I am having problems getting browsing to work through my VPN tunnel. I am using a 3005 running 3.5, I am using the 3.03-b-k9 client on my system. The problem is this, I log onto the VPN, everything goes fine, but I can't browse network neighborhood. I can do a \\hostname or \\ipaddress and get to the computer I want to access, but there is no browse list. Has anyone had this issue? is it correctable? Or is this just a case of netbios not working with the implementation? Thanks in advance for any help.
I'm having the same problem.
I'm using cisco 1751 with IOS 12.2.8T and VPN Client 3.5.1 . I can ping all the LAN (it's on a different subnet also) and I can also BROWSE the machine by IP with \\ipaddress or if i setup an HOST file i can also do it by name but my W2000 client does not seem to use the WINS set up! It is registered on the WINS and the LAN can ping it by netbios name. but he's not taking info from the wins.
May be your problem is on Access List on the interfaces. Try to diasble all ACL on WAN an LAN interfaces.
Let me know.
The access-lists won't matter, the packet goes through the public access-list before it's decrypted, so all the public interface sees is ipsec through a tunnel that allows all established vpn traffic through. And I have no access list on the inside interface so the traffic isn't getting stopped on the way out either. As you said, the box register itself in WINS and can ping by netbios name, but you just can't browse.
How long are you waiting before you see the browse lists? If this is a Microsoft OS make sure that "client for Microsoft Networks" and "File and Print sharing" are turned on.
I have waited for as long as an hour. I would expect everything to come up in around 15 minutes. They are Microsoft OS, a collection of clients, 98, Win2k and WinXP. If I plug the box into the LAN I can browse fine which leads me away from a client misconfiguration issue. Today I tried hardcoding the WINS server from the LAN into the remote computer with no success. FYI the LAN is a flat network.
Sorry about that, yes File and Print sharing is turned on. When the client is on the actual network it works fine, I can see everything.
Since the remote clients are coming up without the network connection established, they are probably taking on the "Master Browser" role. Have you tried disabling this?
Good thought, I have tried it with the browser service set for off, participate in browser elections and always assume master browser status. Still dosent work. The curious thing is you can see the master browser using browser monitor from the Win2k Resource kit.
Is this a native AD or an NT domain. If it is a native AD, turn on use Wins for DNS on the domain controller. Are the VPN clients being assigned an address range the same as the inside hosts/master browser? If not, what if the clients lie on the same subnet. The vpn clients should not be set as master browser or even backup browser, you set this on the machine on the internal lan.
Guess I'm a little confused here. Deciding to use WINS or DNS is a client choice isn't it? No matter what I set the resolver to on the DC if the client is Win98 it will act differently then say WinXP. Or am I talking about something completly different here? As for the second question, I misspoke earlier, I have a a client subnet, a server subnet and a vpn subnet, I have placed a box on the vpn subnet that has the master browser switch in the registry to always on, when you vpn in and use broswer monitor from the Win2k resource kit you see it listed as the master browser for the subnet, you check WINS and it has the appropriate listing there as well. Im about to forget about this and flatten the vpn subnet into the client subnet and cure my problem the old fashioned way.

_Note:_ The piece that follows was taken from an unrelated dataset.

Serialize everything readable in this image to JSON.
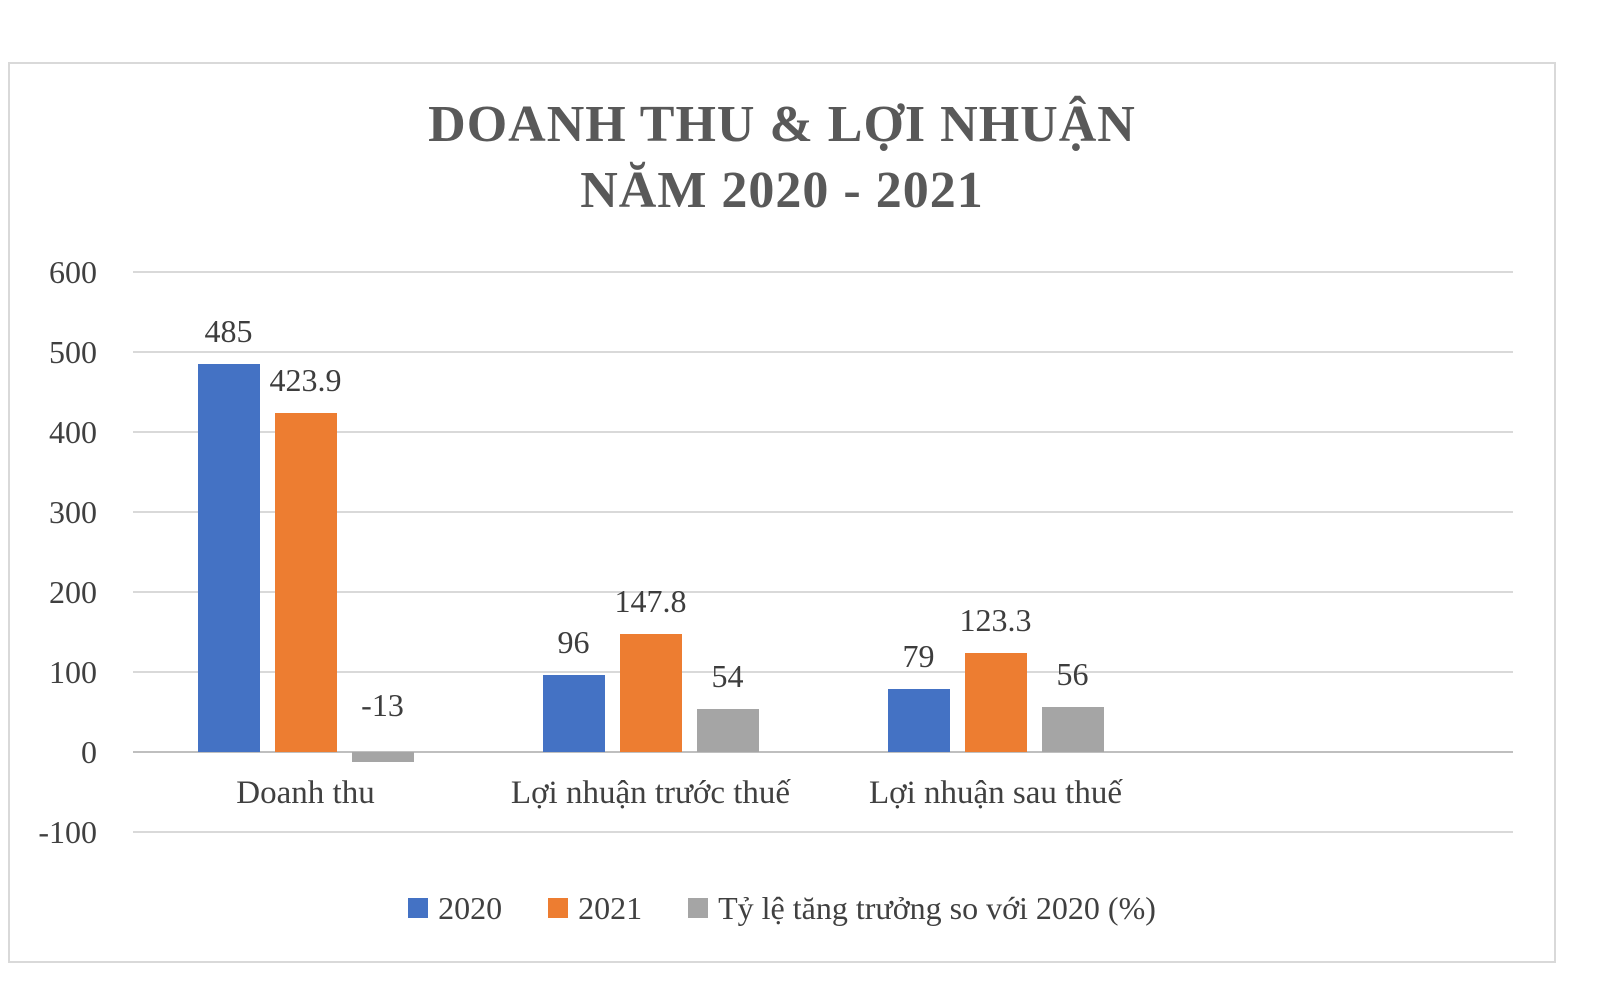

My two cents, first of all make sure that your WINS or DNS(if its Win2K environment) are working properly at the central site. Secondly the machine through which you are connecting to central site must have the same DOMAIN name as of the central site. It seems absurd but it works.

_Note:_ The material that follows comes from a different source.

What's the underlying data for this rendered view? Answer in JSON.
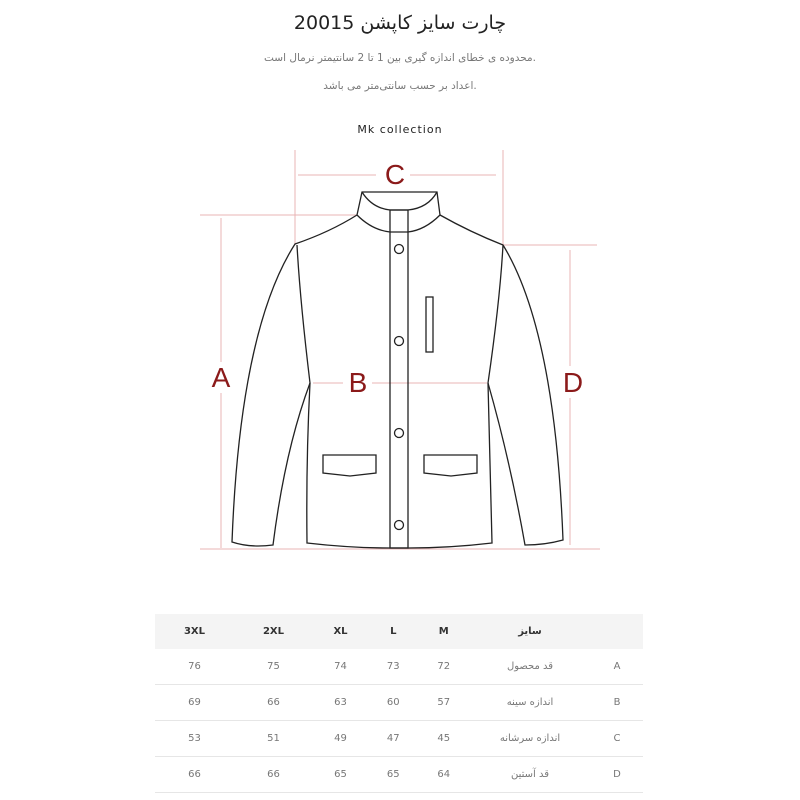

What is the remote client, and is the same type on the internal network? All NT or all 98 will (or used to) work differently than a network with mixed types; and you may end up using a browse master with incompatible type or incomplete list.
We are having a similar issue. We have W2K Server and we're authenticating against the Active Directory using the IAS in Win2K. We're using the new vpnclient-win-3.5.1.B-k9.
The VPN is working great. We can connect to the LAN and surf to internal IIS servers. We can do a 'net send' to all computers internally and even run Terminal Services on any of our Win2K servers.
So what's the problem? We are having sporadic results in browsing the network. We get only the client listed in the Network Neighborhood. When we type in the UNC 'SOMETIMES' it will do type ahead prediction on the share, ie it's connected and got a list of avilable shares. Mostly, though, it just sits there for ages and times out.
When we click on the VPN Dialer icon in the system tray it reports the correct IP as being from a different network (172.16.128.x for internal and 172.16.129.x for VPN). It says that LAN access is disabled even though the check box is clicked in the properties and we even tried it without the check box, but it doesn't seem to matter.